Sickle Cell Gene Variant Lowers A1C Readings
An analysis of two major public health studies involving more than 4,600 people indicated that HbA1c readings were substantially lower in people with sickle cell trait (SCT) than in those without SCT.
Affecting 8 to 10 percent of African Americans, SCT is a genetic hemoglobin variant found in individuals who carry one copy of the variant. Carrying two copies leads to sickle cell disease.
The HbA1c analysis suggests physicians relying on this test may miss opportunities to diagnose and treat some people with pre, or type 2 diabetes. “We found the HbA1c was systematically lower in African-Americans with sickle cell trait than those without sickle cell trait despite similar blood sugar measurements using other tests,” said lead study author Mary Lacy, a doctoral candidate at Brown University School of Public Health.

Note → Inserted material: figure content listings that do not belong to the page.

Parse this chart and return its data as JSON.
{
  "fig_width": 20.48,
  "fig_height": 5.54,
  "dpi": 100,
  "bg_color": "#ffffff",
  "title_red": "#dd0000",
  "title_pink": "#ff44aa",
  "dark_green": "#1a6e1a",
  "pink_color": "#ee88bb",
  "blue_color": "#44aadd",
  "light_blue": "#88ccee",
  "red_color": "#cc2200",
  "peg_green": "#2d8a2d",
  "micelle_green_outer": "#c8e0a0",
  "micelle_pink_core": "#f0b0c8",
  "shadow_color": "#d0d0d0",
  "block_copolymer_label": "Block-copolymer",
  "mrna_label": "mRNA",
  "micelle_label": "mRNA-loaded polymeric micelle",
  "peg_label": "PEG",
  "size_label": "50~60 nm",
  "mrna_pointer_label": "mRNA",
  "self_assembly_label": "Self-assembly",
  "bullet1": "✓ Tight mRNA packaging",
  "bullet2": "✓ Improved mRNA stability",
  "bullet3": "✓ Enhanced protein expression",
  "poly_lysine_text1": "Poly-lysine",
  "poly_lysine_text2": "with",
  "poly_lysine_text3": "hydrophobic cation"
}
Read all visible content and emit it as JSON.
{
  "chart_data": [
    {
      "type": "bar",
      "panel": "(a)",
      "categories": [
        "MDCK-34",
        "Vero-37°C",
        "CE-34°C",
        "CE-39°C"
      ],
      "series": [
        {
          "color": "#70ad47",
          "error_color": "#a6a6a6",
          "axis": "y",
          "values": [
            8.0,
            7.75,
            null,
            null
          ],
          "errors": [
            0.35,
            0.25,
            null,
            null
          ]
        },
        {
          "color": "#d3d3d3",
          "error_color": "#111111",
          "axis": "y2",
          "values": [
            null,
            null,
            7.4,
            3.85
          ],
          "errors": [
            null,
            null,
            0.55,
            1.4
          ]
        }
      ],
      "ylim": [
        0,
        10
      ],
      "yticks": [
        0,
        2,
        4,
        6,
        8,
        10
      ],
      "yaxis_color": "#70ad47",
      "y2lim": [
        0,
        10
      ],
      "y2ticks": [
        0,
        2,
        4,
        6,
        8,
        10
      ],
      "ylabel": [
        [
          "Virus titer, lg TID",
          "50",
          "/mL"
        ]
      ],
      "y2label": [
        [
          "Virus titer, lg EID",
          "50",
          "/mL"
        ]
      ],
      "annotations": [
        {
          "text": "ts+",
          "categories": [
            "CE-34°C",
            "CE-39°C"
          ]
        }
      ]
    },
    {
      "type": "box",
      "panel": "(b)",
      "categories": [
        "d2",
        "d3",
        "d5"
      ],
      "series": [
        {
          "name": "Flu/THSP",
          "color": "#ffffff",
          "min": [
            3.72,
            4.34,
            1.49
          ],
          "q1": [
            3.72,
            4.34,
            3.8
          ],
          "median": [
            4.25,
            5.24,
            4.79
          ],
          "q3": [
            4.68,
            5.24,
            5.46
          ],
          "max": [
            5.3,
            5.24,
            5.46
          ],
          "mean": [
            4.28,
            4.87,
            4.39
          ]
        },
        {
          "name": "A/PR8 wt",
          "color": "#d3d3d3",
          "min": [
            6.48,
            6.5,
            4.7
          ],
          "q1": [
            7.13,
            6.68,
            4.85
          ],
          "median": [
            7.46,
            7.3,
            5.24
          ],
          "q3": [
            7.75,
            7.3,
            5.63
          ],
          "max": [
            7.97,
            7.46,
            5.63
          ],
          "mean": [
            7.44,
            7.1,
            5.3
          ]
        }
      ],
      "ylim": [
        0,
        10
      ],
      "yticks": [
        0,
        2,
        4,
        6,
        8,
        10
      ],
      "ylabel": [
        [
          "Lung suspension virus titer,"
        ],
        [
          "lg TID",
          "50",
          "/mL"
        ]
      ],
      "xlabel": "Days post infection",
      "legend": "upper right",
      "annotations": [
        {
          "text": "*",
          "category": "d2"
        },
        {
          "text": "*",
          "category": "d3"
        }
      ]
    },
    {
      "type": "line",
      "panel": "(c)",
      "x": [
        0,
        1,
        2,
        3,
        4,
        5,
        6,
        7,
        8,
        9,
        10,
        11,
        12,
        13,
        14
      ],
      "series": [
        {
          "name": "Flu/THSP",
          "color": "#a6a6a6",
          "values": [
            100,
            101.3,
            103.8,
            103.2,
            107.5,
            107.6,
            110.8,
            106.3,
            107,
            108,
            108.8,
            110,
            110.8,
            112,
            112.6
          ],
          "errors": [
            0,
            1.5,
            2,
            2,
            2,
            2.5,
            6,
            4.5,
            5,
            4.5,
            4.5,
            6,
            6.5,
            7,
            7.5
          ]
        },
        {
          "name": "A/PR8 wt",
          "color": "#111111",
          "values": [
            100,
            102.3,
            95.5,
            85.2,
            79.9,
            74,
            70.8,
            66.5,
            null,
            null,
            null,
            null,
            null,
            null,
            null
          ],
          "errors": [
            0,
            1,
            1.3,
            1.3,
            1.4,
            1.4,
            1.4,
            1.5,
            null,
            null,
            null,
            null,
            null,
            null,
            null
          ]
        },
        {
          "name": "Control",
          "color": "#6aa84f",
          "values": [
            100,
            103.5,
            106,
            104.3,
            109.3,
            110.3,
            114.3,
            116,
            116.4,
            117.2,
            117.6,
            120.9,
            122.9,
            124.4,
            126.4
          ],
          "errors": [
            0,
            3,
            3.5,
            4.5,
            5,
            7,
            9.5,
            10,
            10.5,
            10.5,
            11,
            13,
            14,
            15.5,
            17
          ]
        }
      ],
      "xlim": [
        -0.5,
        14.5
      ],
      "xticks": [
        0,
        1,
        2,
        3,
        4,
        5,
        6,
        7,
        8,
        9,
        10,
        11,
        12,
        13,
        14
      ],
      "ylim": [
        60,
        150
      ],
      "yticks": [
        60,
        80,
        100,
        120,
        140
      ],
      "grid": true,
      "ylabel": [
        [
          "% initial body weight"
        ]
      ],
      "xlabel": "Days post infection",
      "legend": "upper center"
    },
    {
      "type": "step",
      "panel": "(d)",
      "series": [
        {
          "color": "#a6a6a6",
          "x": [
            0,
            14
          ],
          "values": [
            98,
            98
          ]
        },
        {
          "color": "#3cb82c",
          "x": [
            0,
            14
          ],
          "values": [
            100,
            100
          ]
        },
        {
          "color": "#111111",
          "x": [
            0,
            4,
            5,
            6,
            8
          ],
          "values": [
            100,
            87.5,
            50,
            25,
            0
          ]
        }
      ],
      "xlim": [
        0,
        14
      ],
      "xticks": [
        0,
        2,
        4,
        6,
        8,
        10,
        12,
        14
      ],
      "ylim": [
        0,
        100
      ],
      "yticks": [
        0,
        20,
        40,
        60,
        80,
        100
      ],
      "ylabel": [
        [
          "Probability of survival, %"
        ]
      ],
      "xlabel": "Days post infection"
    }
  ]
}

Using standard HbA1c cutoffs, the study team discovered 40 percent fewer potential pre-diabetes cases, and 48 percent fewer potential diabetes cases were identified in people with SCT. However, using fasting and two-hour blood glucose tests, no appreciable difference in the detection of potential diabetes was found between SCT, and non-SCT individuals.
“For patients with diabetes, HbA1c is often used as a marker of how well they are managing their diabetes, so having an underestimation of their blood sugars is problematic because they might have a false sense of security, thinking they are doing okay when they are not,” said study author and cardiologist Wen-Chih Wu, Providence Veterans Affairs Medical Center, and associate professor at Brown University.
The strength of the HbA1c analysis is its large sample size that involved two studies with diverse populations. The investigation was also statistically controlled for demographic and medical factors such as age, gender, BMI, and diagnostic history.
Though the analysis does not explain why HbA1c readings are low with SCT, researchers suggest the hemoglobin variant might give some red blood cells decreased lifespans, so the hemoglobin would accumulate less blood glucose and give a low HbA1c reading.
“Irrespective of the reason...the underestimation is very real, and clinicians should consider screening for sickle cell trait and account for the difference in HbA1c,” said Wu.